Given an integer $n$ and another one $m \leq n$, I am trying to get a tight upper and lower bound for the parameter $k \leq n$ such that the following inequality involving a partial sum with binomial coefficients (let's say "binomial partial sum") holds: $$\sum\limits_{i=0}^{k} {{n}\choose{i}} \leq 2^m \leq \sum\limits_{i=0}^{k+1} {{n}\choose{i}}$$
That is to say : the largest $k$ up to which the binomial partial sum is the closest to $2^m$
I have already found a trivial upper bound (see below), but it seems very rough... And I keep failing for the lower bound.

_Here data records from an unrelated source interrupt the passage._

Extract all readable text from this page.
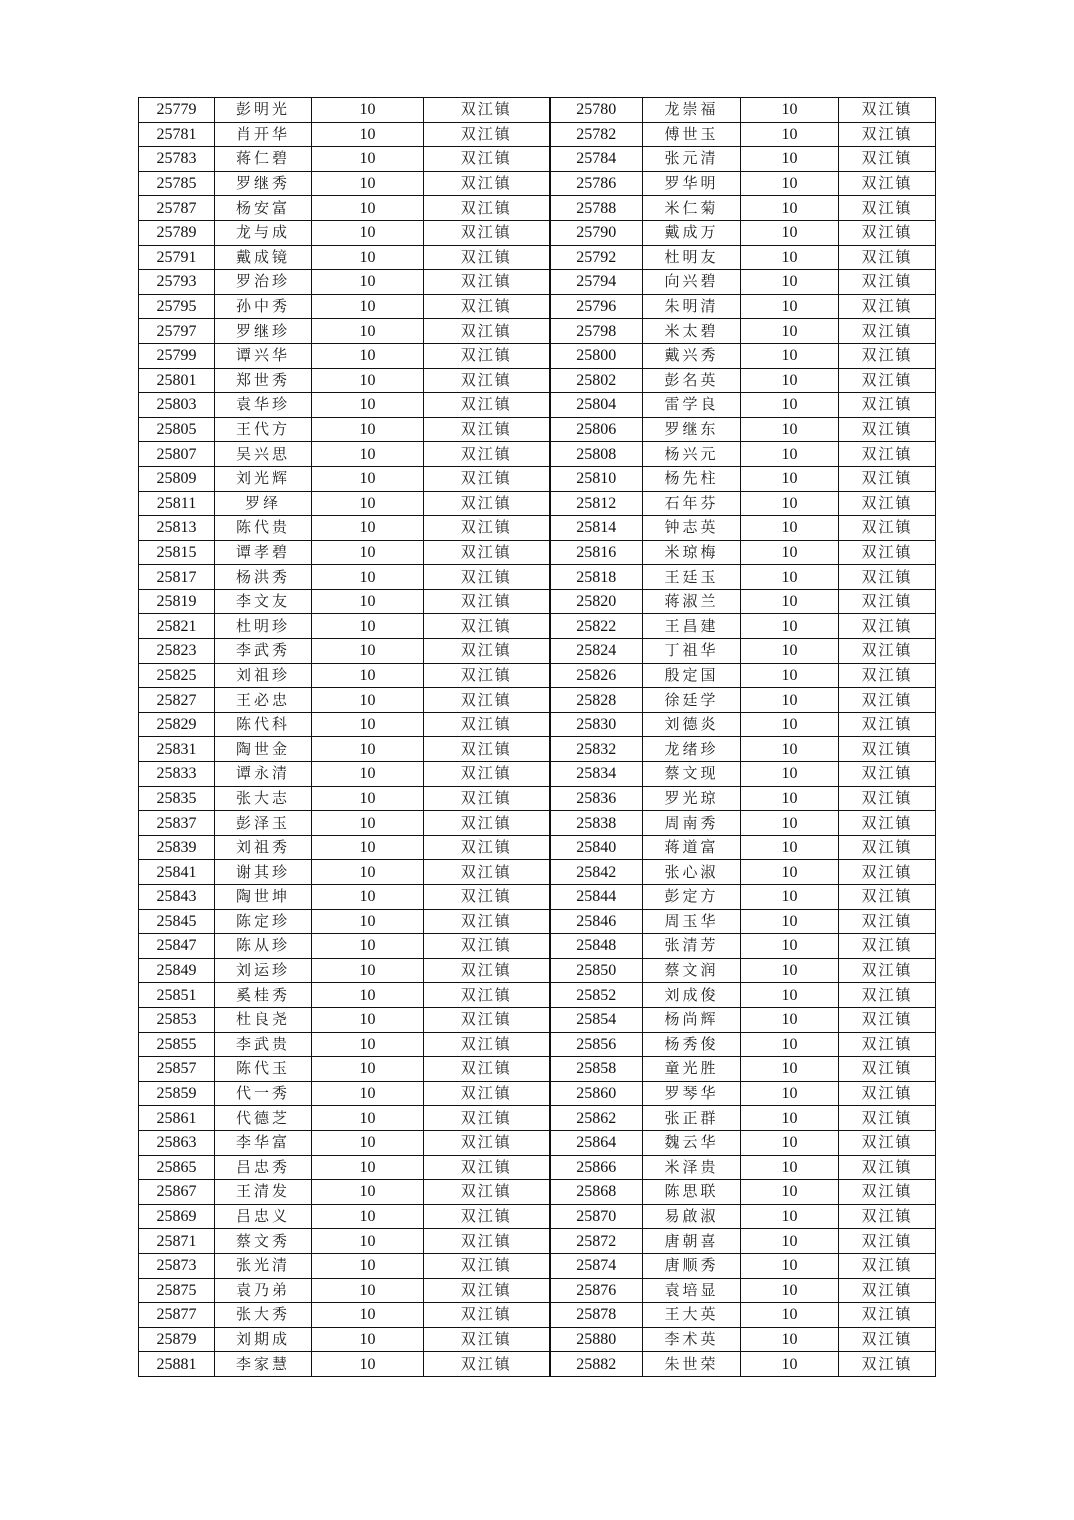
25779	彭明光	10	双江镇	25780	龙崇福	10	双江镇
25781	肖开华	10	双江镇	25782	傅世玉	10	双江镇
25783	蒋仁碧	10	双江镇	25784	张元清	10	双江镇
25785	罗继秀	10	双江镇	25786	罗华明	10	双江镇
25787	杨安富	10	双江镇	25788	米仁菊	10	双江镇
25789	龙与成	10	双江镇	25790	戴成万	10	双江镇
25791	戴成镜	10	双江镇	25792	杜明友	10	双江镇
25793	罗治珍	10	双江镇	25794	向兴碧	10	双江镇
25795	孙中秀	10	双江镇	25796	朱明清	10	双江镇
25797	罗继珍	10	双江镇	25798	米太碧	10	双江镇
25799	谭兴华	10	双江镇	25800	戴兴秀	10	双江镇
25801	郑世秀	10	双江镇	25802	彭名英	10	双江镇
25803	袁华珍	10	双江镇	25804	雷学良	10	双江镇
25805	王代方	10	双江镇	25806	罗继东	10	双江镇
25807	吴兴思	10	双江镇	25808	杨兴元	10	双江镇
25809	刘光辉	10	双江镇	25810	杨先柱	10	双江镇
25811	罗绎	10	双江镇	25812	石年芬	10	双江镇
25813	陈代贵	10	双江镇	25814	钟志英	10	双江镇
25815	谭孝碧	10	双江镇	25816	米琼梅	10	双江镇
25817	杨洪秀	10	双江镇	25818	王廷玉	10	双江镇
25819	李文友	10	双江镇	25820	蒋淑兰	10	双江镇
25821	杜明珍	10	双江镇	25822	王昌建	10	双江镇
25823	李武秀	10	双江镇	25824	丁祖华	10	双江镇
25825	刘祖珍	10	双江镇	25826	殷定国	10	双江镇
25827	王必忠	10	双江镇	25828	徐廷学	10	双江镇
25829	陈代科	10	双江镇	25830	刘德炎	10	双江镇
25831	陶世金	10	双江镇	25832	龙绪珍	10	双江镇
25833	谭永清	10	双江镇	25834	蔡文现	10	双江镇
25835	张大志	10	双江镇	25836	罗光琼	10	双江镇
25837	彭泽玉	10	双江镇	25838	周南秀	10	双江镇
25839	刘祖秀	10	双江镇	25840	蒋道富	10	双江镇
25841	谢其珍	10	双江镇	25842	张心淑	10	双江镇
25843	陶世坤	10	双江镇	25844	彭定方	10	双江镇
25845	陈定珍	10	双江镇	25846	周玉华	10	双江镇
25847	陈从珍	10	双江镇	25848	张清芳	10	双江镇
25849	刘运珍	10	双江镇	25850	蔡文润	10	双江镇
25851	奚桂秀	10	双江镇	25852	刘成俊	10	双江镇
25853	杜良尧	10	双江镇	25854	杨尚辉	10	双江镇
25855	李武贵	10	双江镇	25856	杨秀俊	10	双江镇
25857	陈代玉	10	双江镇	25858	童光胜	10	双江镇
25859	代一秀	10	双江镇	25860	罗琴华	10	双江镇
25861	代德芝	10	双江镇	25862	张正群	10	双江镇
25863	李华富	10	双江镇	25864	魏云华	10	双江镇
25865	吕忠秀	10	双江镇	25866	米泽贵	10	双江镇
25867	王清发	10	双江镇	25868	陈思联	10	双江镇
25869	吕忠义	10	双江镇	25870	易啟淑	10	双江镇
25871	蔡文秀	10	双江镇	25872	唐朝喜	10	双江镇
25873	张光清	10	双江镇	25874	唐顺秀	10	双江镇
25875	袁乃弟	10	双江镇	25876	袁培显	10	双江镇
25877	张大秀	10	双江镇	25878	王大英	10	双江镇
25879	刘期成	10	双江镇	25880	李术英	10	双江镇
25881	李家慧	10	双江镇	25882	朱世荣	10	双江镇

My question : Is it possible to get a tighter upper bound and a tight lower bound ?
Trivial upper bound
To get a trivial upper bound for $k$ :
- we consider the known upper bound $\sum\limits_{i=0}^{p} {{n}\choose{i}} \leq (n+1)^{p}$ for the binomial partial sum
- we rewrite the equation by using this bound in order to get what we want :
$$\sum\limits_{i=0}^{k} {{n}\choose{i}} \leq (n+1)^{k} \leq 2^m$$
- Which leads to the following upper bound :
$$k \leq \frac{m}{\log(n+1)}$$
Trivial lower bound (fail)
To get a trivial lower bound for $k$ :
- we consider the known lower bound ${(\frac{n}{p})}^{^p} \leq {{n}\choose{p}}$ for the binomial coefficient which leads also to ${(\frac{n}{p})}^{^p} \leq \sum\limits_{i=0}^{p} {{n}\choose{i}}$ for the binomial partial sum
- we rewrite the equation by using this bound in order to get what we want :
$$2^m \leq {(\frac{n}{k+1})}^{^{k+1}} \leq \sum\limits_{i=0}^{k+1} {{n}\choose{i}} $$
- which leads to : $$ m \leq (k+1)\log (n) - (k+1)\log (k+1) $$
- But I'm stuck here : I fail in grouping the $k$ together :-(
Handy hint. You can use special functions for the lower bound. Indeed, the equation \begin{equation} y = a x - x \ln x \end{equation} with $x=k+1$, $y=m \ln 2$ and $a=\ln n$, rewrites as \begin{equation} -y\, \text{e}^{-a} = \left(\ln x - a\right) \text{e}^{\ln x - a} \, , \end{equation} which is of the form $Y = X \text{e}^X$. The solutions of such equations are given by $X = W(Y)$, where $W$ denotes the Lambert $W$-function (see e.g. the Wikipedia page). Thus, the equality case of the lower bound is \begin{equation} k+1 = n\exp\left(W\!\left(-\frac{m \ln 2}{n}\right)\right)\, . \end{equation}